Your intuition might be that in each of the worlds, downloads and ratings would be distributed roughly evenly among the songs, or at least the songs that were "good enough" according to their merit score, with higher-merit songs getting a bump. But that intuition turns out to be wildly wrong. In the author's words: "T]he 'best' songs never do very badly, and the 'worst' songs never do extremely well, but almost any other result is possible." Some songs that spiked to superstardom in one world would fizzle completely in all of the others. What appeared to happen is that if some critical mass of people happened to like a song in one world, then they would recommend it to other friends in the same world, who would see that the song was already popular and would be more inclined to check it out and in turn recommend it to more users, creating a snowball effect that we could call the "pile-on lottery", or the "Salganik effect".

The eerie implication, of course, is that we're living in one of those "artificial worlds" -- where the songs, beliefs, individuals, and products have spiked to "superstardom" did so as a result of a random process separate from any independent measure of their "merit". The things that broke through to superstardom all had to be "good enough" to be eligible for the pile-on lottery, but not the "best".

The Salganik study was a smoking gun, but there was always circumstantial evidence toward this conclusion as well:

  • There is the fact that "investors" (and even with a few thousand dollars of their own money to spend) are generally unwilling to front up the money for talented people to become "influencers" or social media personalities, in the hopes of recouping the investment from future profits. (Even if you cynically thought that a particular influencer became rich mainly because "she's pretty", that would still lead to investors seeking out pretty people and paying for them to become influencers and recouping the profits later.) The most straightforward explanation is that there is an element of luck involved, which makes it too risky for an investor to front up the costs for someone to become an influencer.

  • Common sense should suggest that in the real world, if two songs are available online and both are reasonably good quality, but one of them has 100 million plays and the other has only 100, that's not really a reflection of the percentage of people who would prefer the first song over the other.

Conversely, there are a number of fallacies that might lead a person to underestimate the role that the "pile-on lottery" plays in social media (and other areas of life):

  • Survivor bias -- you've heard of the person who nurtured their talents and spent 12-hour days creating content, and attained a large following. But if someone else developed the same talents and produced content that would have scored just as well in a double-blind rating, but they didn't happen to attain the same large following, by definition you are less likely to have heard of them.
  • Fundamental attribution error -- the fallacy that an outcome attained by a "thing" (whether a person, an idea, a social media post) is the result of attributes of that "thing" (as opposed to external circumstances, or randomness).
  • Hindsight bias -- the tendency to believe that, if a "thing" is successful (or not successful), that you "saw it coming" in advance, based on the attributes that you think led to the success or failure.
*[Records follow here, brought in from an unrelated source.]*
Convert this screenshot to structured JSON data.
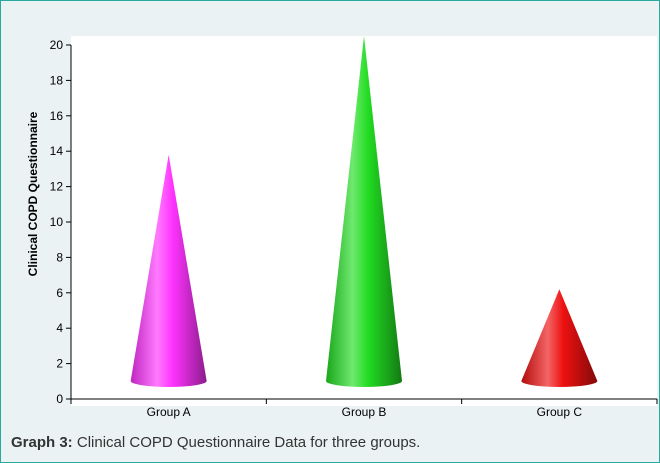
{
  "chart_data": {
    "type": "bar",
    "bar_shape": "cone",
    "categories": [
      "Group A",
      "Group B",
      "Group C"
    ],
    "values": [
      13.8,
      20.5,
      6.2
    ],
    "colors": [
      "#ff33ff",
      "#22dd22",
      "#ee1111"
    ],
    "ylabel": "Clinical COPD Questionnaire",
    "xlabel": "",
    "ylim": [
      0,
      20
    ],
    "yticks": [
      0,
      2,
      4,
      6,
      8,
      10,
      12,
      14,
      16,
      18,
      20
    ],
    "grid": false,
    "legend": "none"
  },
  "caption": {
    "label": "Graph 3:",
    "text": " Clinical COPD Questionnaire Data for three groups."
  }
}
Pile-on lottery vs. network effects (the "rational pile-on effect")

Economists have long understood the "network effect", where users are incentivized to use the same product that everyone else is using, because the more other people are using it, the more useful it is. Obvious examples would be PayPal and Venmo (you can only send money to other people who are using the same platform), and social media sites like Facebook and Instagram. This could be considered a "rational pile-on effect" because it makes sense to use the same product that everyone else is using.

By contrast, the "pile-on lottery" that took place in the Salganik experiments is less intuitive. If you are sitting in a room by yourself choosing songs to listen to, there is no particular benefit to listening to the same song as lots of other people -- and yet the Salganik experiment shows that's what happens anyway (even though there's a lot of randomness in which songs become popular, so that which "popular song you are listening to" depends on which of Salganik's artificial worlds you happen to be in).
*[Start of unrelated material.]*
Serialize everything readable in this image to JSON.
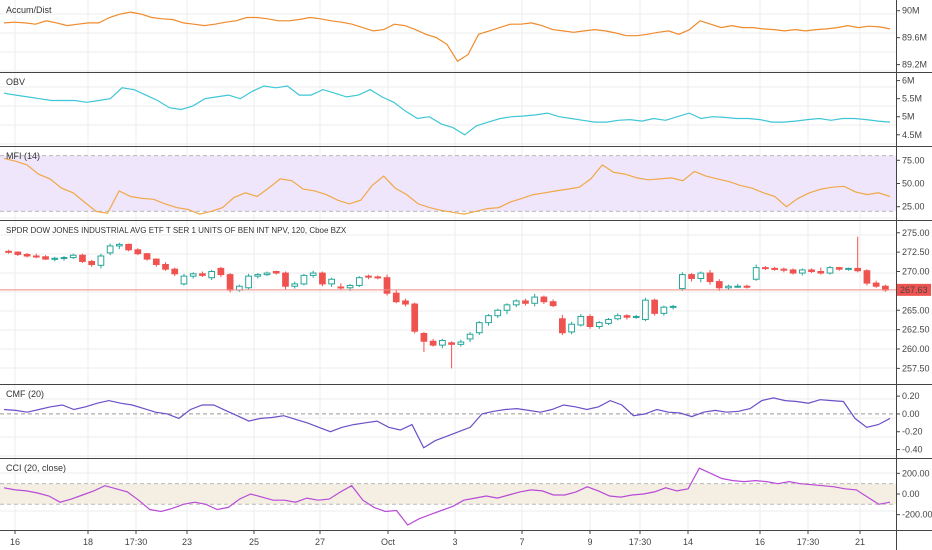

Reconciling with Econ theory

The pile-on lottery is also counterintuitive because it appears to contradict the lessons of Economics 101 -- if a seller has a product that a buyer wants to buy at a mutually agreed price (where the "seller" is a social media creator and the "buyer" is a user paying with their attention), then in Econ 101 theory the "sale" will always take place, unless either the buyer or seller finds a better deal elsewhere. If post X and post Y both exist on Instagram, and in a double-blind test, 60% of users prefer post X and 40% prefer post Y, then in Econ 101 it makes no sense that post X would have 100,000 views and post Y would only have 10.

The difference is that in Econ 101 theory, the cost of sorting through your options is considered negligible compared to the cost of taking action (making a purchase):

[cost of sorting options] << [cost of taking action]
e.g. in a standard textbook Econ 101 problem, if a bag of apples costs $10 at one store and $12 at another store, the cost to the buyer of sorting through options (driving between stores to compare prices, comparing the quality of the apples to make sure they are really comparable, etc.) is considered to be $0 (and the buyer will always buy the $10 bag instead of the $12 bag). Obviously the cost of sorting options is never truly $0, but as long as this assumption holds approximately true, then the assumptions of Econ 101 will be a useful approximation of reality, such as the "Law of One Price", which states that in a free market, the price of similar goods will be about equal (because if people can sort through options with $0 effort, nobody will ever pay the higher price for an identical good). In reality, a laptop in one store might cost $1,000 while a very similar laptop in a store in the same city might cost $1,100, because a buyer might not consider it worth $100 worth of effort to drive between two stores and compare all the options. But it would be rare to see the same laptop priced at $3,000.

However, social media flips that logic on its head because generally the cost of "taking action" -- viewing a post/video, or "liking" or "sharing" it -- is small compared to the cost of sorting through options. If something is shown to a user by default by the Reddit or YouTube or Twitter algorithm, the user could spend hours searching through far more obscure posts looking for something that the user would enjoy even more in a "true double-blind test". But that would be vastly more effort than viewing the default selection, so that's what most people do. The pile-on lottery is only possible when:

[cost of sorting options] >> [cost of taking action]

The solution

The pile-on lottery is highly random, highly unequal, and highly non-meritocratic. But sorv solves all of this with its three-step process:

  1. Release the content to a random sample of the target audience;
  2. Measure the average response of that random sample;
  3. Promote the content to the rest of the target audience in proportion to the response that the content got from the initial random sample.
(This refers to the version of sorv used for identifying and promoting "good" content; similar steps are used for identifying valid abuse reports, or valid fact-check rebuttals.) The larger the random sample of the target audience, the smaller the role that luck plays in determining the outcome.

The point of sorv is to create a system where a creator can create content without relying on the pile-on lottery. A person can create a song performance, a recipe video, or a political essay, and be assured that if the target audience likes it -- as measured by the response from the initial random sample -- they'll get content views, new connections/subscribers, and (depending on the system) even revenue in proportion to the quality, without having to rely on luck, or favors from other high-profile users, or algorithmic manipulation. (Where "algorithmic manipulation" includes pushing out content frequently for months or years because the algorithm favors high-volume creators independent of quality -- something that would no longer be a factor with sorv.) It also means that if the content isn't successful, the creator can be assured that it was because of the random sample's average opinion (which, depending on the implementation, may also come with constructive feedback), and not because the creator got screwed by the pile-on lottery or "the algorithm".